- Born: March 30, 1945 (age 80) Willesden, Middlesex, England
- Citizenship: United States
- Occupation: Software engineer
- Years active: 1956 – unknown
- Known for: Pioneering work in computer graphics

= Ruth A. Weiss =

British Software engineer

Ruth A. Weiss is a British-American software engineer known for her work in computer graphics, especially the hidden-line removal problem. She also developed, together with Richard Hamming, the L2 programming language, a floating-point mathematical package for the IBM 650.

==Early life==

Weiss was born in Willesden, Middlesex, England (now part of the Greater London area) on March 30, 1945. She arrived in the United States on November 13, 1952, with her mother, Margaret Weiss (Marliese Oppá or Oppe), and her two brothers and maternal grandmother on the French ocean liner Ile de France, which sailed from Southampton on November 7, 1952. Her father, Paul Weiss, a noted British mathematician of German descent, had already arrived in the U.S. in September 1950 and was living in Syracuse, NY. Weiss was naturalized a U.S. citizen on April 28, 1964.

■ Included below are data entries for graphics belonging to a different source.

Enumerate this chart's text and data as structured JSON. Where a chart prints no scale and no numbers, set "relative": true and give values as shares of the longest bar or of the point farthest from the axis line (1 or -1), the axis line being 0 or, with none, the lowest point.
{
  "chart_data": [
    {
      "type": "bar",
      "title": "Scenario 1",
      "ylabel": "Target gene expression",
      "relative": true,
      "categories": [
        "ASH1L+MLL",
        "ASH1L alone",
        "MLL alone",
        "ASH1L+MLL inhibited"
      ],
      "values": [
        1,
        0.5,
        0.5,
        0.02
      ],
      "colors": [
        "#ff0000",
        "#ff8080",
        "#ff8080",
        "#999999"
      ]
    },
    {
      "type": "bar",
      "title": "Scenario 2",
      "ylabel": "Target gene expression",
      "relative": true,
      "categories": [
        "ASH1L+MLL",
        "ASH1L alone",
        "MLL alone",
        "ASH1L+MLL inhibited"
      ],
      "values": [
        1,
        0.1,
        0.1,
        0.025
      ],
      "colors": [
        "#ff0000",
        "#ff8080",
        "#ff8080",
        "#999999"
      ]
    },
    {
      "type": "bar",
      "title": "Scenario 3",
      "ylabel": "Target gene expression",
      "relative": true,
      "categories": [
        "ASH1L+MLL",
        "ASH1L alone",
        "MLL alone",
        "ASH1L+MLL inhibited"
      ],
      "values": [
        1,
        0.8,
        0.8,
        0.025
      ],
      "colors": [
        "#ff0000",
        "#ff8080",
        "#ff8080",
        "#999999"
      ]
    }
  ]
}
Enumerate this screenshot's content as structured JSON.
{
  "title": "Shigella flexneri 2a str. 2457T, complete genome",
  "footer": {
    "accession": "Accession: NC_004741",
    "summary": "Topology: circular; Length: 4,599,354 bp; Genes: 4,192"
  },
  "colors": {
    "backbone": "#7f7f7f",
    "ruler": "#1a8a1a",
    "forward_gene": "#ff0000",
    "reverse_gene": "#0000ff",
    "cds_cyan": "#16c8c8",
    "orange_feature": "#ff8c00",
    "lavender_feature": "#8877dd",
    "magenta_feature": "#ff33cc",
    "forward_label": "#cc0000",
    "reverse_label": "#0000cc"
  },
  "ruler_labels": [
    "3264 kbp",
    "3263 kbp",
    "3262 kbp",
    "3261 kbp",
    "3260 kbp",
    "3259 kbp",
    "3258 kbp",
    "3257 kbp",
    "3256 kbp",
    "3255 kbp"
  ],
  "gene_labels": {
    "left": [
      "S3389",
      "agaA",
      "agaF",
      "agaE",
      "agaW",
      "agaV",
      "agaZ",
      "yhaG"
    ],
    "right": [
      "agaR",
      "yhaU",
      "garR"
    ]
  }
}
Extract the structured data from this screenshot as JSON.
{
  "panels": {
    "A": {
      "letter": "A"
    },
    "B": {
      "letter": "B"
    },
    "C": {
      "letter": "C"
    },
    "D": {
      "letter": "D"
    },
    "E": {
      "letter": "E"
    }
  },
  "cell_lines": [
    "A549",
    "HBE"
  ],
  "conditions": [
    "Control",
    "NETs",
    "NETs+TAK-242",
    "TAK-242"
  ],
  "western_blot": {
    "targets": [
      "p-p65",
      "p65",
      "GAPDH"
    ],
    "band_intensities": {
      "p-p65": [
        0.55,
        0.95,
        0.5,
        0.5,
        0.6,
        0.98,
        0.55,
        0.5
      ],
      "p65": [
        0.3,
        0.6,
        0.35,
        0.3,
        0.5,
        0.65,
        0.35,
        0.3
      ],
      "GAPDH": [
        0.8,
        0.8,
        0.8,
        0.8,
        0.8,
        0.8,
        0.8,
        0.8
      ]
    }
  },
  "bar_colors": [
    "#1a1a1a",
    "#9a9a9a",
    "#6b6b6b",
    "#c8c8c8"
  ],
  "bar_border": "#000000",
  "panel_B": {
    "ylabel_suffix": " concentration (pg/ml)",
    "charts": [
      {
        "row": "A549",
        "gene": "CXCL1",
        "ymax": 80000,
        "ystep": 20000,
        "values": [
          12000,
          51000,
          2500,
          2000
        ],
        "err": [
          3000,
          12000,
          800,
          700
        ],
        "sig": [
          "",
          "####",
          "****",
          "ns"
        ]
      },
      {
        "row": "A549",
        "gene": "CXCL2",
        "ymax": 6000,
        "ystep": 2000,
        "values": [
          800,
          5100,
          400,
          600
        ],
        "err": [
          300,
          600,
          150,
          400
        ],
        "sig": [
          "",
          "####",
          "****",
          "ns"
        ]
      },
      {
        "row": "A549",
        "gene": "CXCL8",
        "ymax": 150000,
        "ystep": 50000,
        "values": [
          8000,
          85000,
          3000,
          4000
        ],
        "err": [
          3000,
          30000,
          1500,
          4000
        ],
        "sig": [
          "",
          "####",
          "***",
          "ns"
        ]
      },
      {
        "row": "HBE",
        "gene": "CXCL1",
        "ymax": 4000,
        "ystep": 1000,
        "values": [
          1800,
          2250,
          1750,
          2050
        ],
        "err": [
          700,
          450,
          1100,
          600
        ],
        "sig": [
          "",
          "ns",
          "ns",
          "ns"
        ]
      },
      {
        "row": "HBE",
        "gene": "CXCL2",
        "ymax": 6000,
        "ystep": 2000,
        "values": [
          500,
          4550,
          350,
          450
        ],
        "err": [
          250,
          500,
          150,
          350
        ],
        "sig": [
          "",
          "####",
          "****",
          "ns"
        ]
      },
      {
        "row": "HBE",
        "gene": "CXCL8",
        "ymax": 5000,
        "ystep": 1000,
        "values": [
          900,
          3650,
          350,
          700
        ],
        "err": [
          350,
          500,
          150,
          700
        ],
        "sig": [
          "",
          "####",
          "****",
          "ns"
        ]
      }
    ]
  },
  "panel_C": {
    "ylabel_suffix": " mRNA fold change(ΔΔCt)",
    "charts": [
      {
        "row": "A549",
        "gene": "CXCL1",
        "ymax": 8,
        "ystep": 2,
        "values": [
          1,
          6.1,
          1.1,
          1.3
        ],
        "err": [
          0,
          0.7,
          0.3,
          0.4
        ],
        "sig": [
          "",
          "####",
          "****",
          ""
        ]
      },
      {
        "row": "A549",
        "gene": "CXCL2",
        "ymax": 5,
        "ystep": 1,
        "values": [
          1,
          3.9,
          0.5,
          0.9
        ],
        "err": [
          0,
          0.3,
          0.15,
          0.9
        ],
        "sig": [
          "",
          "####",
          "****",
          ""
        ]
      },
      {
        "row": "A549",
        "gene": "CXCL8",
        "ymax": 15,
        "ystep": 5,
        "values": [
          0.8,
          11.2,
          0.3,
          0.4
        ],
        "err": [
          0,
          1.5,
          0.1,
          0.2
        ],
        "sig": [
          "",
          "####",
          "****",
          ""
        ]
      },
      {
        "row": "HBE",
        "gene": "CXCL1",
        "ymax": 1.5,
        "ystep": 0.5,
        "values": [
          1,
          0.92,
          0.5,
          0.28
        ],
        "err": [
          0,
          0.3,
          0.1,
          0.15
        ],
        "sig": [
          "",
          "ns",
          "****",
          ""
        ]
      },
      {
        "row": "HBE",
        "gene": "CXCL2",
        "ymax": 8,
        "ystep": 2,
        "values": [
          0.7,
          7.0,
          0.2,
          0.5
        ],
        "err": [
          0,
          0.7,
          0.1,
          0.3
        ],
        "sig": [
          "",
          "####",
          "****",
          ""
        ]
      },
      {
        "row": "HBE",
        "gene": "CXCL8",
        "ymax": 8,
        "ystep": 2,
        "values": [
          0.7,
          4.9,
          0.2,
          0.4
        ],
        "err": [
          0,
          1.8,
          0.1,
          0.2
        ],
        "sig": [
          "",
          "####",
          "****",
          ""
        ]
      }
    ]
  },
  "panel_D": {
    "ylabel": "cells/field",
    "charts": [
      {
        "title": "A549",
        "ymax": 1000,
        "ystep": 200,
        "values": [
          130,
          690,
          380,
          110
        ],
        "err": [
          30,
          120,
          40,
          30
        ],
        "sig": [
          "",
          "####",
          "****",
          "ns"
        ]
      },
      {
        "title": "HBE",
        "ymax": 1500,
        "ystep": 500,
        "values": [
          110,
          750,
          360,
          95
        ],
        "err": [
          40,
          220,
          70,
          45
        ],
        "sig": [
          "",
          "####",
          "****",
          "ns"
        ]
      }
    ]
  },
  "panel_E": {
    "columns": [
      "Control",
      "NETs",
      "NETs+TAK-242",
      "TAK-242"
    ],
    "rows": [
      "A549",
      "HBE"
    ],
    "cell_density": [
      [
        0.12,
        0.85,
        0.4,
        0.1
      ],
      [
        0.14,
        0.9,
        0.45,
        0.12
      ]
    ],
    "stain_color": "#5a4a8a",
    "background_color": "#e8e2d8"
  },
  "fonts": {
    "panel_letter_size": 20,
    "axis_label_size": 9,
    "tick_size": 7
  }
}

==Career and accomplishments==

While working for Bell Labs in the 1950s and 1960s, Weiss co-developed, with Richard Hamming, the L2 interpretive floating point package. The L2 system was widely used within Bell Labs, and also by outside users, who knew it as Bell 2. It was superseded by Fortran when the IBM 650 was replaced by the IBM 704 in 1957. At Bell Labs she also worked on development of the Multics operating system.

Weiss's 1966 paper on her BE VISION software for the IBM 7090 describes hidden-line removal in curved surfaces, a challenging problem at the time. This paper was acknowledged by inclusion in a 1998 compilation by SIGGRAPH of the seminal papers in computer graphics. According to Carlson, "Ruth Weiss created in 1964 (published in 1966) some of the first algorithms for converting equations of surfaces to orthographic views on an output device." In a 1966 paper, Ivan E. Sutherland stated that the problem of hidden-line removal remained unsolved for surfaces other than planes. Two months later, Weiss corrected him in a letter to the same publication, citing her work in hidden-line removal in quadric surfaces.